ECLI:NL:HR:2021:1543
Hoge Raad
- Cassatie
- Rechtspraak.nl
Cassatie tegen uitspraak Gerechtshof Arnhem-Leeuwarden inzake belasting van personenauto’s en motorrijwielen
In deze zaak heeft [X] B.V. te [Z] (hierna: belanghebbende) beroep in cassatie ingesteld tegen de uitspraak van het Gerechtshof Arnhem-Leeuwarden van 5 januari 2021, nr. 19/00065. Dit hoger beroep volgde op een uitspraak van de Rechtbank Gelderland (nr. AWB 17/5734) betreffende een bezwaar dat door belanghebbende was gemaakt met betrekking tot een aangifte voor de belasting van personenauto’s en motorrijwielen. De belanghebbende was vertegenwoordigd door A.F.M.J. Verhoeven, terwijl de Staatssecretaris van Financiën werd vertegenwoordigd door [P].
De Hoge Raad heeft de door belanghebbende voorgestelde middelen beoordeeld, maar kwam tot de conclusie dat deze middelen niet konden leiden tot vernietiging van de uitspraak van het Hof. De Hoge Raad heeft in dit geval geen verdere motivering hoeven geven, aangezien de beoordeling van de middelen niet noodzakelijkerwijs vragen opriep die van belang zijn voor de eenheid of ontwikkeling van het recht, zoals vermeld in artikel 81, lid 1, van de Wet op de rechterlijke organisatie.
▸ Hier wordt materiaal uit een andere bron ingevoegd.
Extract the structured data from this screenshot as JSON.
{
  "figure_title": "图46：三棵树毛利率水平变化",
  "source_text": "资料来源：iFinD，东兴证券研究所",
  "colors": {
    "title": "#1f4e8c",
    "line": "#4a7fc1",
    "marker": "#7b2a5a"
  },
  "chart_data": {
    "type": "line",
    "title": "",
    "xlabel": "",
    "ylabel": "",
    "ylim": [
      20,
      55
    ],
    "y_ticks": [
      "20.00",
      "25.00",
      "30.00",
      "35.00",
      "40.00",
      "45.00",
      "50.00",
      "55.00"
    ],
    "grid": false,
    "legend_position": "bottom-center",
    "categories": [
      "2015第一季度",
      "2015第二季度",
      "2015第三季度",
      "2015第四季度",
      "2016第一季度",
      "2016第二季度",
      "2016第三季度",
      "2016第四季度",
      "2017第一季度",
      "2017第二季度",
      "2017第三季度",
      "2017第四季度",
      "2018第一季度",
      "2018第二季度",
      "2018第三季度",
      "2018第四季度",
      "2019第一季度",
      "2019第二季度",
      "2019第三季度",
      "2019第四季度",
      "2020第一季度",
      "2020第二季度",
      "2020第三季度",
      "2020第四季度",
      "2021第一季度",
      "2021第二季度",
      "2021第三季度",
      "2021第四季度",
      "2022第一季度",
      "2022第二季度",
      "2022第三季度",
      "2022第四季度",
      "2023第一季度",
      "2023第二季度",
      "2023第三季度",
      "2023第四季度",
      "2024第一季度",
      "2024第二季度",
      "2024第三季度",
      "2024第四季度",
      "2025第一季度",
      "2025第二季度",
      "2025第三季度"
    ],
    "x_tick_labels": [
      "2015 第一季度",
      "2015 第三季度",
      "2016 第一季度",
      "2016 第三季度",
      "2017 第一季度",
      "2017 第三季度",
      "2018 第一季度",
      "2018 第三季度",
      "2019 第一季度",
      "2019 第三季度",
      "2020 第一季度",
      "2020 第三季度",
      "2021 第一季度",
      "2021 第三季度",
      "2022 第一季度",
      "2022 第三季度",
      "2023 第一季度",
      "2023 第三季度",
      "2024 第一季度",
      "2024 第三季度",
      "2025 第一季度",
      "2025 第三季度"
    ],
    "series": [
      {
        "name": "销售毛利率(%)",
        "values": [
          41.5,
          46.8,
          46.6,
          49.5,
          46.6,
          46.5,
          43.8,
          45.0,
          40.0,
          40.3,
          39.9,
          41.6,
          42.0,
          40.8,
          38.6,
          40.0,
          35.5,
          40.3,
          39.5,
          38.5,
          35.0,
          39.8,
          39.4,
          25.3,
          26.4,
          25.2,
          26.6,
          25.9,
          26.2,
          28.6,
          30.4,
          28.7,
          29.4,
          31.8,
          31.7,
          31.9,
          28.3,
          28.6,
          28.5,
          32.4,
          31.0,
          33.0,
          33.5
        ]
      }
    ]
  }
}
De Hoge Raad heeft ook geen aanleiding gezien om een veroordeling in de proceskosten uit te spreken. Uiteindelijk verklaarde de Hoge Raad het beroep in cassatie ongegrond. Dit arrest is uitgesproken in het openbaar op 15 oktober 2021 door de vice-president M.E. van Hilten, samen met de raadsheren E.N. Punt en M.A. Fierstra, in tegenwoordigheid van de waarnemend griffier E. Cichowski.